Like commodities, equities are also secular. Warren Buffett has said plenty of times that BRK.B will tend to lag when the S&P 500 is putting up outsized gains. But, it will also hold up better when the S&P 500 is in a tailspin. That’s how it’s constructed. Limit the downside and the upside will take care of itself.

That’s how he can remain so sanguine in both good times and bad — as he should. The track record speaks for itself. It’s almost impossible to beat the market over any extended length of time, and yet since 1965, BRK.B has outperformed the S&P 500 on a total return basis.

That performance is so extraordinary it puts Warren Buffett in a super-elite pool, one that holds less than 1% of the population of investors, according to an analysis by Salil Mehta, a statistician and econometrician.

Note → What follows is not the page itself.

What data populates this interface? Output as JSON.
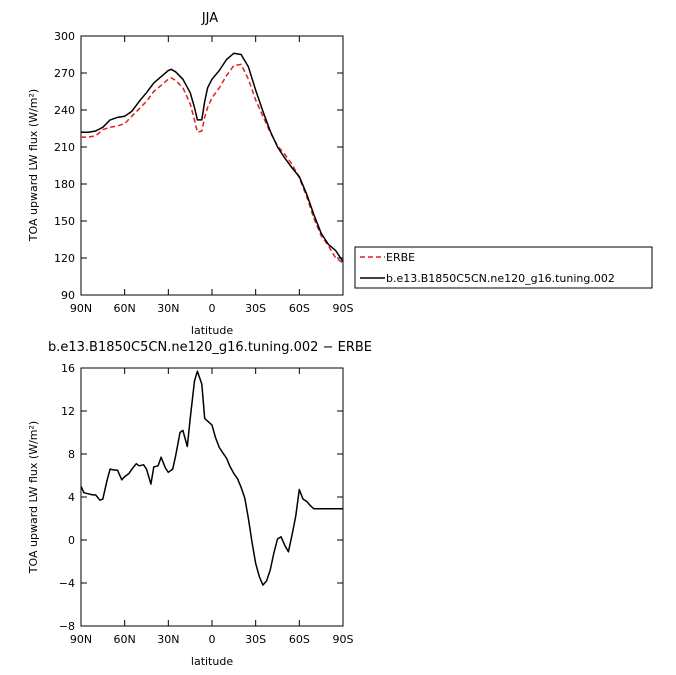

Even at age 85, Warren Buffett shows zero signs of having lost his cognitive acuity. Neither has his partner Charlie Munger, who’s 91 himself. There’s no reason to think BRK.B remains in the hands of anything less than an elite investor.

We’d need a string of bad years for BRK.B before we could reasonably wonder if Warren Buffett has indeed lost his touch. For now, wise investors know that such incomparable performance deserves the benefit of the doubt.

As of this writing, Dan Burrows did not hold a position in any of the aforementioned securities.